There was depressingly little chatter on the shortwave bands. Nothing at all from back east. All the government bands that had been full of transmissions only two years ago were dead and silent now. The religious broadcaster who I had asked for help when I was in the FEMA camp in Maquoketa was off the air. Even the strange stations that read lists of numbers were gone. We did make contact with a few isolated communities—a group in Georgia, another in Mexico, and one in the mountains of northern California. They were barely hanging on; there was nothing we could do for each other except share tips on compost piles and greenhouse construction. When conditions were good, we caught snippets of transmissions in Chinese, Spanish, or languages nobody recognized. I hoped the reason we didn’t reach more communities was the difficulty in powering a radio transceiver. The possibility that everyone else was dead was too horrible to contemplate.

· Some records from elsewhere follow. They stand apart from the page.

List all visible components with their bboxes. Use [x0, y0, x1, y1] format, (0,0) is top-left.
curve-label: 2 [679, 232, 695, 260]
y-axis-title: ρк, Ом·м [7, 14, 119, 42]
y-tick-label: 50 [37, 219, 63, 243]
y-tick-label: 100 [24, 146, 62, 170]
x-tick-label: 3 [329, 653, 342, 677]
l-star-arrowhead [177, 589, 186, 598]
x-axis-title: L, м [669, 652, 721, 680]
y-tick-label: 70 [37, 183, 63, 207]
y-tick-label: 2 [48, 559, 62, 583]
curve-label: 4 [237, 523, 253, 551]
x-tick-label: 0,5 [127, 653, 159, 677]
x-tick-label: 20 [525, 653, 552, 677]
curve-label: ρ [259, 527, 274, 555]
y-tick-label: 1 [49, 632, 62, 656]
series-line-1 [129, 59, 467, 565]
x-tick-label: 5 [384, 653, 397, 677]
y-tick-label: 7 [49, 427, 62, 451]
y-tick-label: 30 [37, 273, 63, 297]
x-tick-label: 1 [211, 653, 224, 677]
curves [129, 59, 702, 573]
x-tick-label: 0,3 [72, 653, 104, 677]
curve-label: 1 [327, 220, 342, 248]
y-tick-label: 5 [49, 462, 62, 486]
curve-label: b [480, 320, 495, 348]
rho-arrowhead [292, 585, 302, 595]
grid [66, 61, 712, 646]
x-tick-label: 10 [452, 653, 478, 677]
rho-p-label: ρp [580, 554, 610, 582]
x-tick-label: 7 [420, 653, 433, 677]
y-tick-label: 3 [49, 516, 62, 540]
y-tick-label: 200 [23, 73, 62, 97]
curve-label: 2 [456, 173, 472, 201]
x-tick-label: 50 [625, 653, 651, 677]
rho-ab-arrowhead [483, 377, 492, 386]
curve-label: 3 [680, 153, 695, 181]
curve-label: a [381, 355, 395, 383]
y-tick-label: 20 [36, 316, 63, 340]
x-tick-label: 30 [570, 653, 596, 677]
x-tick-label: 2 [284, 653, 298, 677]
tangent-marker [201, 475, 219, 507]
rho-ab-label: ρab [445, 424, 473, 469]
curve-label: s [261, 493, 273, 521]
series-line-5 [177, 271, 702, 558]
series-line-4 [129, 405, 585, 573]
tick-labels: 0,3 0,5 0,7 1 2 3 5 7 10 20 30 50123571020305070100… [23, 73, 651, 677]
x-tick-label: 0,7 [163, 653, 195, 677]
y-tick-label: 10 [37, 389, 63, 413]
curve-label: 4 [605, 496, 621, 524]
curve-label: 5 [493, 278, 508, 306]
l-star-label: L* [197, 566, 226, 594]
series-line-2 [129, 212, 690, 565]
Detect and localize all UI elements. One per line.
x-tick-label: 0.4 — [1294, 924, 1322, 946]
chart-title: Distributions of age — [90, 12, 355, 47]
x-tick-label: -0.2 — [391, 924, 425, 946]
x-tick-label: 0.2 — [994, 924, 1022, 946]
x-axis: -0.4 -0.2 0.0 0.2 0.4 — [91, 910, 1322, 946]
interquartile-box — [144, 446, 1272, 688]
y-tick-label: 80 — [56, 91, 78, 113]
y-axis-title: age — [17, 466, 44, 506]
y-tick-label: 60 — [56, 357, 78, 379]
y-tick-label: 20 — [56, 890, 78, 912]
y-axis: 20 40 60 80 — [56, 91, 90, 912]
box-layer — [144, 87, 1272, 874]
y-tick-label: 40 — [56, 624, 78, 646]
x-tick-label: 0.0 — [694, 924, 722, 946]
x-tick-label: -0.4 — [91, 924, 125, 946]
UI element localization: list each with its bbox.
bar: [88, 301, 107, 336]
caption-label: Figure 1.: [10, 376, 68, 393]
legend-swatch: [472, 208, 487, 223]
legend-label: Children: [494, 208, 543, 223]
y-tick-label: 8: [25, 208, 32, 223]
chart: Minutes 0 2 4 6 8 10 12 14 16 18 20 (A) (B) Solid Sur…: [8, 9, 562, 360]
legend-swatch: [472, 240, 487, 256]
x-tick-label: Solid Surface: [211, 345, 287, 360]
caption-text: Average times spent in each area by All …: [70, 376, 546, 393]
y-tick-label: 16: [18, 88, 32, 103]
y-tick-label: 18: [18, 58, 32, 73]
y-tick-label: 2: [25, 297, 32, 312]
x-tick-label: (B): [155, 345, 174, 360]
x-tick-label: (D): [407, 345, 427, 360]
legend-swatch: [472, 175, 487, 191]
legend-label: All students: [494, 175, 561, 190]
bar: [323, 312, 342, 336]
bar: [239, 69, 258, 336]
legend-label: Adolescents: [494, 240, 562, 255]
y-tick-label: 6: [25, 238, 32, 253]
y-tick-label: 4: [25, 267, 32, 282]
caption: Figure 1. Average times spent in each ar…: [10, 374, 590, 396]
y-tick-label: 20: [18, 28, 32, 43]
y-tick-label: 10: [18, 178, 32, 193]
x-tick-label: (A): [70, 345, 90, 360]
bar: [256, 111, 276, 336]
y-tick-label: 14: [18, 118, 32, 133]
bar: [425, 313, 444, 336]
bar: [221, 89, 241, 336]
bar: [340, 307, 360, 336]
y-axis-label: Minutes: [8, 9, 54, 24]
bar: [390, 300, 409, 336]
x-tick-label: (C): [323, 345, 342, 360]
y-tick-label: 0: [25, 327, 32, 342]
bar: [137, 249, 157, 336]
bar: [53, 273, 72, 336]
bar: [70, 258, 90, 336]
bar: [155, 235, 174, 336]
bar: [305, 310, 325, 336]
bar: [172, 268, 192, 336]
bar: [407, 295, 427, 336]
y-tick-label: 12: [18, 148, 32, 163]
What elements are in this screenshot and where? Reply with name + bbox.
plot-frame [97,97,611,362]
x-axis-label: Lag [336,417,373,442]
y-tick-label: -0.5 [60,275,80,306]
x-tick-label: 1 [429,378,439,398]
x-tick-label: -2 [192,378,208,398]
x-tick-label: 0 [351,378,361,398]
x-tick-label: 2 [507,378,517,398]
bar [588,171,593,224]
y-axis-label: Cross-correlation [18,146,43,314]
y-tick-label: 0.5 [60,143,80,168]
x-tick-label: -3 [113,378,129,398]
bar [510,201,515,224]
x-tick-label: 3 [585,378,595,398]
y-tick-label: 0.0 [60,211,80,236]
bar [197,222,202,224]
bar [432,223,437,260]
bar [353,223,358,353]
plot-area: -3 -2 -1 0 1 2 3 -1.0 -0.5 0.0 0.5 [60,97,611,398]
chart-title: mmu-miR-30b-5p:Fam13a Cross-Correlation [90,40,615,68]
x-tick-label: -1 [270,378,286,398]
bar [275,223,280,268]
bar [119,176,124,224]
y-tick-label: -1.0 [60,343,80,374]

I asked Ben to monitor the shortwave, clicking through the bands and transmitting occasionally. He didn’t want to do it at first—it wasn’t a military shortwave set and therefore not interesting to Ben. We talked for nearly an hour about the importance of military intelligence, discussing all the things we might learn from monitoring the shortwave, before he finally agreed to monitor it. Once I convinced him to take the job on, he was amazing at it. He would sit at the set for hours on end, patiently listening and transmitting in impeccable shortwave code. I didn’t know a CQ from a QRA from an XYZPDQ, but Ben took the time to study the manual Grant had brought with the transceiver and learn all the terms, using them perfectly.